As all data presented recently points to a strong demand for private rented properties, on the surface it may appear landlords are faring better than most in these unstable economic times.
However, digging a little deeper, there are some serious and significant flaws that landlords are facing, which could cause major issues, especially next year. While the up to date research in the sector clearly shows that rents are increasing for the landlord, statistics published by the NLA (National Landlords Association), indicates that nearly half of possessions by landlords are a direct result of the tenant’s failure to pay the rent.
It can take anywhere from 3 – 5 months for an eviction process and for a landlord to finally gain possession, which can cause extensive problems on BTL payments. Compounded with the trouble of lengthy eviction procedures, landlords also face legal costs, loss of rent and repair and maintenance to damage. For landlords with small portfolios, this could mean all the difference, resulting in BTL repossessions.

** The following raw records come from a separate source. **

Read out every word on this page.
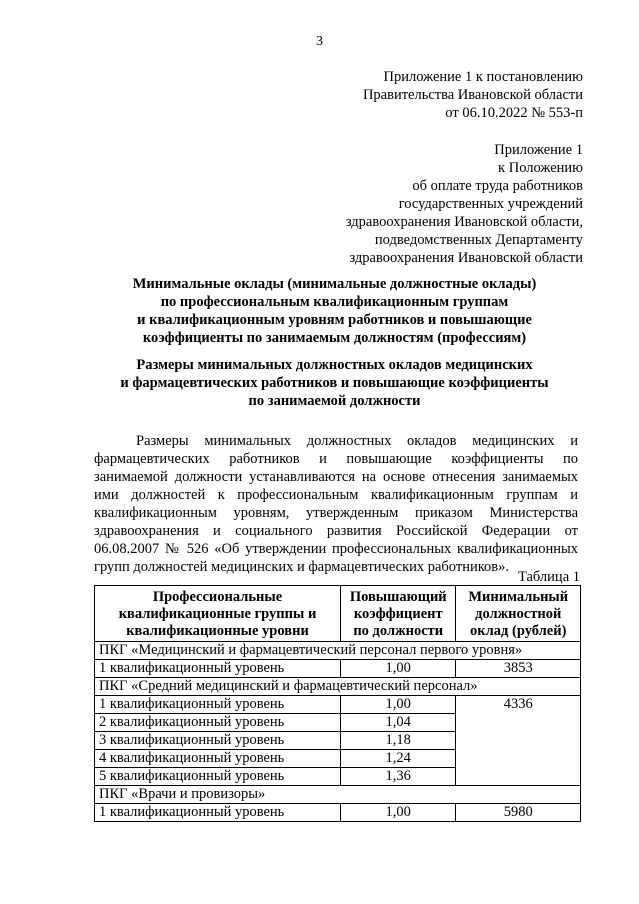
3
Приложение 1 к постановлению
Правительства Ивановской области
от 06.10.2022 № 553-п
Приложение 1
к Положению
об оплате труда работников
государственных учреждений
здравоохранения Ивановской области,
подведомственных Департаменту
здравоохранения Ивановской области
Минимальные оклады (минимальные должностные оклады)
по профессиональным квалификационным группам
и квалификационным уровням работников и повышающие
коэффициенты по занимаемым должностям (профессиям)
Размеры минимальных должностных окладов медицинских
и фармацевтических работников и повышающие коэффициенты
по занимаемой должности
Размеры минимальных должностных окладов медицинских и
фармацевтических работников и повышающие коэффициенты по
занимаемой должности устанавливаются на основе отнесения занимаемых
ими должностей к профессиональным квалификационным группам и
квалификационным уровням, утвержденным приказом Министерства
здравоохранения и социального развития Российской Федерации от
06.08.2007 № 526 «Об утверждении профессиональных квалификационных
групп должностей медицинских и фармацевтических работников».
Таблица 1
Профессиональные квалификационные группы и квалификационные уровни	Повышающий коэффициент по должности	Минимальный должностной оклад (рублей)
ПКГ «Медицинский и фармацевтический персонал первого уровня»		
1 квалификационный уровень	1,00	3853
ПКГ «Средний медицинский и фармацевтический персонал»		
1 квалификационный уровень	1,00	4336
2 квалификационный уровень	1,04	
3 квалификационный уровень	1,18	
4 квалификационный уровень	1,24	
5 квалификационный уровень	1,36	
ПКГ «Врачи и провизоры»		
1 квалификационный уровень	1,00	5980
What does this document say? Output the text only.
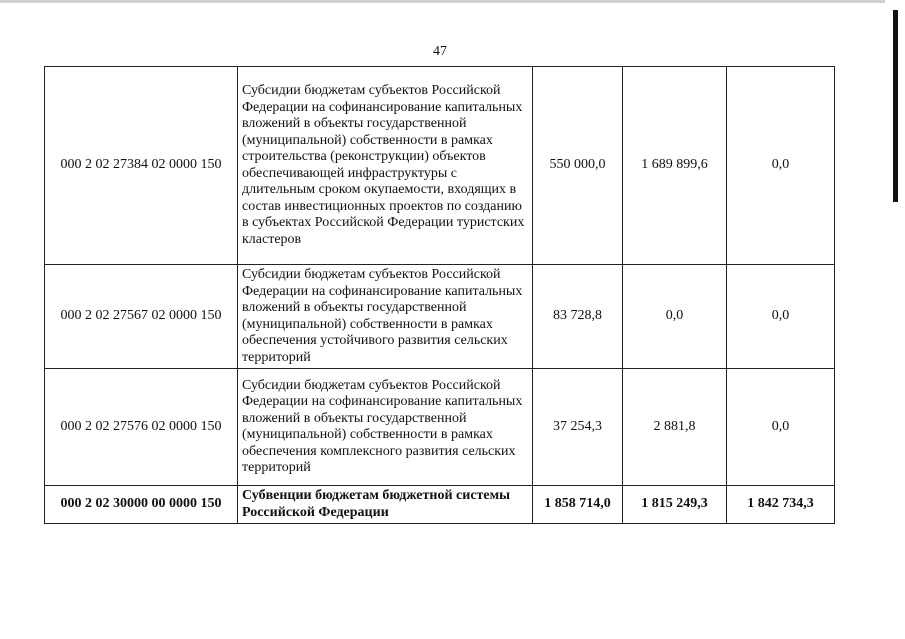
47
000 2 02 27384 02 0000 150	Субсидии бюджетам субъектов Российской Федерации на софинансирование капитальных вложений в объекты государственной (муниципальной) собственности в рамках строительства (реконструкции) объектов обеспечивающей инфраструктуры с длительным сроком окупаемости, входящих в состав инвестиционных проектов по созданию в субъектах Российской Федерации туристских кластеров	550 000,0	1 689 899,6	0,0
000 2 02 27567 02 0000 150	Субсидии бюджетам субъектов Российской Федерации на софинансирование капитальных вложений в объекты государственной (муниципальной) собственности в рамках обеспечения устойчивого развития сельских территорий	83 728,8	0,0	0,0
000 2 02 27576 02 0000 150	Субсидии бюджетам субъектов Российской Федерации на софинансирование капитальных вложений в объекты государственной (муниципальной) собственности в рамках обеспечения комплексного развития сельских территорий	37 254,3	2 881,8	0,0
000 2 02 30000 00 0000 150	Субвенции бюджетам бюджетной системы Российской Федерации	1 858 714,0	1 815 249,3	1 842 734,3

As an industry leader, Legal 4 Landlords have addressed these issues, resulting in a 96% success rate with just a notice 8 administered.
Sample research captured by Legal 4 Landlords in-house data, shows that it’s not just LHA tenants who dominate the eviction rankings, but possessions are now closing pace on white and blue collar workers, implying that private and public sector workers are feeling the pinch amid government cuts as they struggle to meet their rental commitments on properties.
The recent 13% increase in buy-to-let mortgages shows clearly as to where housing trends are leading. The concern, however in next years LHA cuts and the government’s impending switch to measure inflation through the consumer price index (CPI) from the current Retail Price Index (RPI) is a worrying issue for landlords.